Summary: CHF 200,000 (USD 176,404 or EUR 129,528) has been allocated from the Federation's Disaster Relief Emergency Fund (DREF) to support Lao Red Cross in delivering assistance to 8,0001 beneficiaries. Un-earmarked funds to replenish DREF are encouraged.
The Mekong River reached its highest peak in 100 years during August 2008, causing damage to houses, nfrastructure, and agricultural land. This DREF allocation was used to support 1,656 households in the worst a affected areas with relief food items and hygiene kits. This operation is expected to be completed by November 2008. In line with the International Federation reporting standards, the final report (narrative and financial) is due by 28 February 2009.
Support for this DREF operation has been received from Netherlands Red Cross, Danish Red Cross, and the French Red Cross through a grant from the European Commission Humanitarian Aid Directorate General (ECHO).

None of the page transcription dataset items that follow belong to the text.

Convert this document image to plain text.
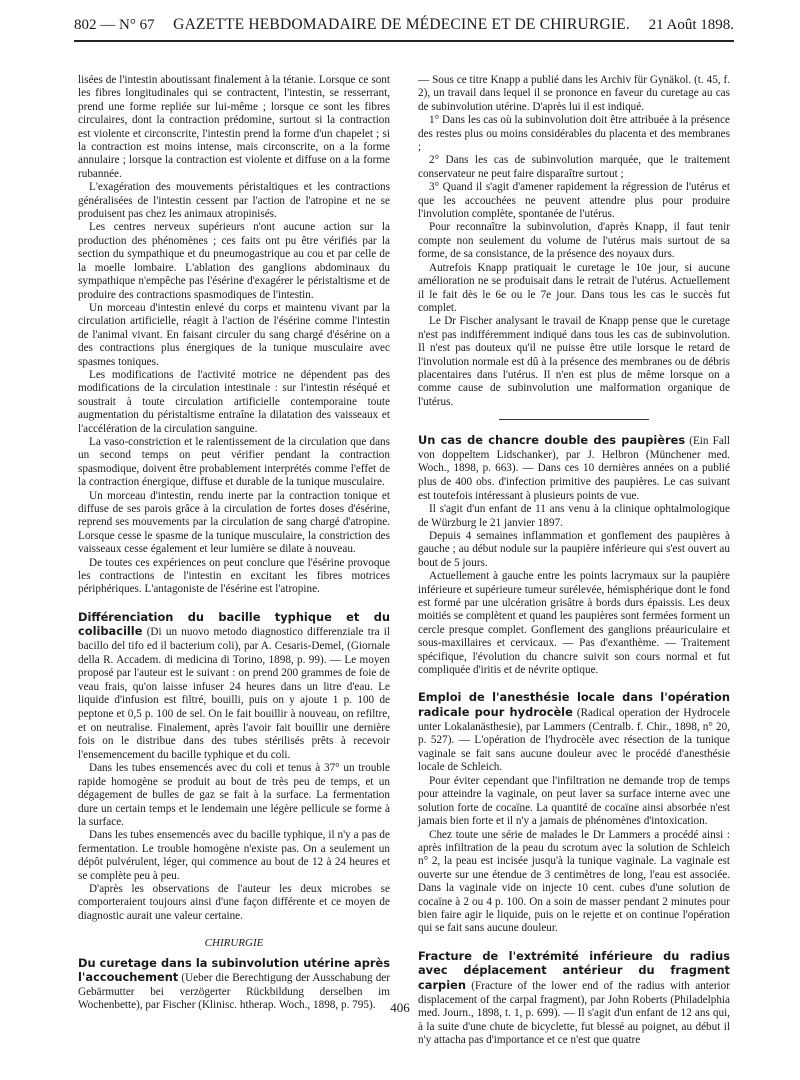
802 — N° 67 GAZETTE HEBDOMADAIRE DE MÉDECINE ET DE CHIRURGIE. 21 Août 1898.

lisées de l'intestin aboutissant finalement à la tétanie. Lorsque ce sont les fibres longitudinales qui se contractent, l'intestin, se resserrant, prend une forme repliée sur lui-même ; lorsque ce sont les fibres circulaires, dont la contraction prédomine, surtout si la contraction est violente et circonscrite, l'intestin prend la forme d'un chapelet ; si la contraction est moins intense, mais circonscrite, on a la forme annulaire ; lorsque la contraction est violente et diffuse on a la forme rubannée.

L'exagération des mouvements péristaltiques et les contractions généralisées de l'intestin cessent par l'action de l'atropine et ne se produisent pas chez les animaux atropinisés.

Les centres nerveux supérieurs n'ont aucune action sur la production des phénomènes ; ces faits ont pu être vérifiés par la section du sympathique et du pneumogastrique au cou et par celle de la moelle lombaire. L'ablation des ganglions abdominaux du sympathique n'empêche pas l'ésérine d'exagérer le péristaltisme et de produire des contractions spasmodiques de l'intestin.

Un morceau d'intestin enlevé du corps et maintenu vivant par la circulation artificielle, réagit à l'action de l'ésérine comme l'intestin de l'animal vivant. En faisant circuler du sang chargé d'ésérine on a des contractions plus énergiques de la tunique musculaire avec spasmes toniques.

Les modifications de l'activité motrice ne dépendent pas des modifications de la circulation intestinale : sur l'intestin réséqué et soustrait à toute circulation artificielle contemporaine toute augmentation du péristaltisme entraîne la dilatation des vaisseaux et l'accélération de la circulation sanguine.

La vaso-constriction et le ralentissement de la circulation que dans un second temps on peut vérifier pendant la contraction spasmodique, doivent être probablement interprétés comme l'effet de la contraction énergique, diffuse et durable de la tunique musculaire.

Un morceau d'intestin, rendu inerte par la contraction tonique et diffuse de ses parois grâce à la circulation de fortes doses d'ésérine, reprend ses mouvements par la circulation de sang chargé d'atropine. Lorsque cesse le spasme de la tunique musculaire, la constriction des vaisseaux cesse également et leur lumière se dilate à nouveau.

De toutes ces expériences on peut conclure que l'ésérine provoque les contractions de l'intestin en excitant les fibres motrices périphériques. L'antagoniste de l'ésérine est l'atropine.

Différenciation du bacille typhique et du colibacille (Di un nuovo metodo diagnostico differenziale tra il bacillo del tifo ed il bacterium coli), par A. Cesaris-Demel, (Giornale della R. Accadem. di medicina di Torino, 1898, p. 99). — Le moyen proposé par l'auteur est le suivant : on prend 200 grammes de foie de veau frais, qu'on laisse infuser 24 heures dans un litre d'eau. Le liquide d'infusion est filtré, bouilli, puis on y ajoute 1 p. 100 de peptone et 0,5 p. 100 de sel. On le fait bouillir à nouveau, on refiltre, et on neutralise. Finalement, après l'avoir fait bouillir une dernière fois on le distribue dans des tubes stérilisés prêts à recevoir l'ensemencement du bacille typhique et du coli.

Dans les tubes ensemencés avec du coli et tenus à 37° un trouble rapide homogène se produit au bout de très peu de temps, et un dégagement de bulles de gaz se fait à la surface. La fermentation dure un certain temps et le lendemain une légère pellicule se forme à la surface.

Dans les tubes ensemencés avec du bacille typhique, il n'y a pas de fermentation. Le trouble homogène n'existe pas. On a seulement un dépôt pulvérulent, léger, qui commence au bout de 12 à 24 heures et se complète peu à peu.

D'après les observations de l'auteur les deux microbes se comporteraient toujours ainsi d'une façon différente et ce moyen de diagnostic aurait une valeur certaine.

CHIRURGIE

Du curetage dans la subinvolution utérine après l'accouchement (Ueber die Berechtigung der Ausschabung der Gebärmutter bei verzögerter Rückbildung derselben im Wochenbette), par Fischer (Klinisc. htherap. Woch., 1898, p. 795).

— Sous ce titre Knapp a publié dans les Archiv für Gynäkol. (t. 45, f. 2), un travail dans lequel il se prononce en faveur du curetage au cas de subinvolution utérine. D'après lui il est indiqué.

1° Dans les cas où la subinvolution doit être attribuée à la présence des restes plus ou moins considérables du placenta et des membranes ;

2° Dans les cas de subinvolution marquée, que le traitement conservateur ne peut faire disparaître surtout ;

3° Quand il s'agit d'amener rapidement la régression de l'utérus et que les accouchées ne peuvent attendre plus pour produire l'involution complète, spontanée de l'utérus.

Pour reconnaître la subinvolution, d'après Knapp, il faut tenir compte non seulement du volume de l'utérus mais surtout de sa forme, de sa consistance, de la présence des noyaux durs.

Autrefois Knapp pratiquait le curetage le 10e jour, si aucune amélioration ne se produisait dans le retrait de l'utérus. Actuellement il le fait dès le 6e ou le 7e jour. Dans tous les cas le succès fut complet.

Le Dr Fischer analysant le travail de Knapp pense que le curetage n'est pas indifféremment indiqué dans tous les cas de subinvolution. Il n'est pas douteux qu'il ne puisse être utile lorsque le retard de l'involution normale est dû à la présence des membranes ou de débris placentaires dans l'utérus. Il n'en est plus de même lorsque on a comme cause de subinvolution une malformation organique de l'utérus.

Un cas de chancre double des paupières (Ein Fall von doppeltem Lidschanker), par J. Helbron (Münchener med. Woch., 1898, p. 663). — Dans ces 10 dernières années on a publié plus de 400 obs. d'infection primitive des paupières. Le cas suivant est toutefois intéressant à plusieurs points de vue.

Il s'agit d'un enfant de 11 ans venu à la clinique ophtalmologique de Würzburg le 21 janvier 1897.

Depuis 4 semaines inflammation et gonflement des paupières à gauche ; au début nodule sur la paupière inférieure qui s'est ouvert au bout de 5 jours.

Actuellement à gauche entre les points lacrymaux sur la paupière inférieure et supérieure tumeur surélevée, hémisphérique dont le fond est formé par une ulcération grisâtre à bords durs épaissis. Les deux moitiés se complètent et quand les paupières sont fermées forment un cercle presque complet. Gonflement des ganglions préauriculaire et sous-maxillaires et cervicaux. — Pas d'exanthème. — Traitement spécifique, l'évolution du chancre suivit son cours normal et fut compliquée d'iritis et de névrite optique.

Emploi de l'anesthésie locale dans l'opération radicale pour hydrocèle (Radical operation der Hydrocele unter Lokalanästhesie), par Lammers (Centralb. f. Chir., 1898, n° 20, p. 527). — L'opération de l'hydrocèle avec résection de la tunique vaginale se fait sans aucune douleur avec le procédé d'anesthésie locale de Schleich.

Pour éviter cependant que l'infiltration ne demande trop de temps pour atteindre la vaginale, on peut laver sa surface interne avec une solution forte de cocaïne. La quantité de cocaïne ainsi absorbée n'est jamais bien forte et il n'y a jamais de phénomènes d'intoxication.

Chez toute une série de malades le Dr Lammers a procédé ainsi : après infiltration de la peau du scrotum avec la solution de Schleich n° 2, la peau est incisée jusqu'à la tunique vaginale. La vaginale est ouverte sur une étendue de 3 centimètres de long, l'eau est associée. Dans la vaginale vide on injecte 10 cent. cubes d'une solution de cocaïne à 2 ou 4 p. 100. On a soin de masser pendant 2 minutes pour bien faire agir le liquide, puis on le rejette et on continue l'opération qui se fait sans aucune douleur.

Fracture de l'extrémité inférieure du radius avec déplacement antérieur du fragment carpien (Fracture of the lower end of the radius with anterior displacement of the carpal fragment), par John Roberts (Philadelphia med. Journ., 1898, t. 1, p. 699). — Il s'agit d'un enfant de 12 ans qui, à la suite d'une chute de bicyclette, fut blessé au poignet, au début il n'y attacha pas d'importance et ce n'est que quatre

406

Typhoon Kammuri lingered over northern Lao PDR for several days in August, causing the Mekong River to exceed historically high levels on 15 August, reported to be the worst in 100 years. The government of Lao PDR appealed for international assistance on 25 August and a rapid assessment of the impact and needs by the inter-agency standing committee (IASC) and the Lao government was conducted on 21-29 August, in which Lao Red Cross (LRC) staff participated. The areas worst affected are the provinces of Luangphrabang, Luang Namtha, Bokeo, Khammuane, Vientiane and Borikhamxai, and the capital city of Vientiane. It is estimated that a total of 204,190 people in some 866 villages of 53 districts across the country have been affected by the floods. Fortunately, fears of a second major flooding have proven unfounded, despite this occurring regularly in the past.
The flood-affected areas are Lao PDR's most productive and these normally supply rice for the rest of the country. Damage to the agricultural infrastructure, assets, and crops has been severe, compromising food production and affecting the availability and access to food during the ensuing season. This, compounded by rising food prices, may have severe implications for national and household food security, both in the short and longer term. The loss of livelihood opportunities may further restrict access to food, which is already limited for many vulnerable households, by high food prices.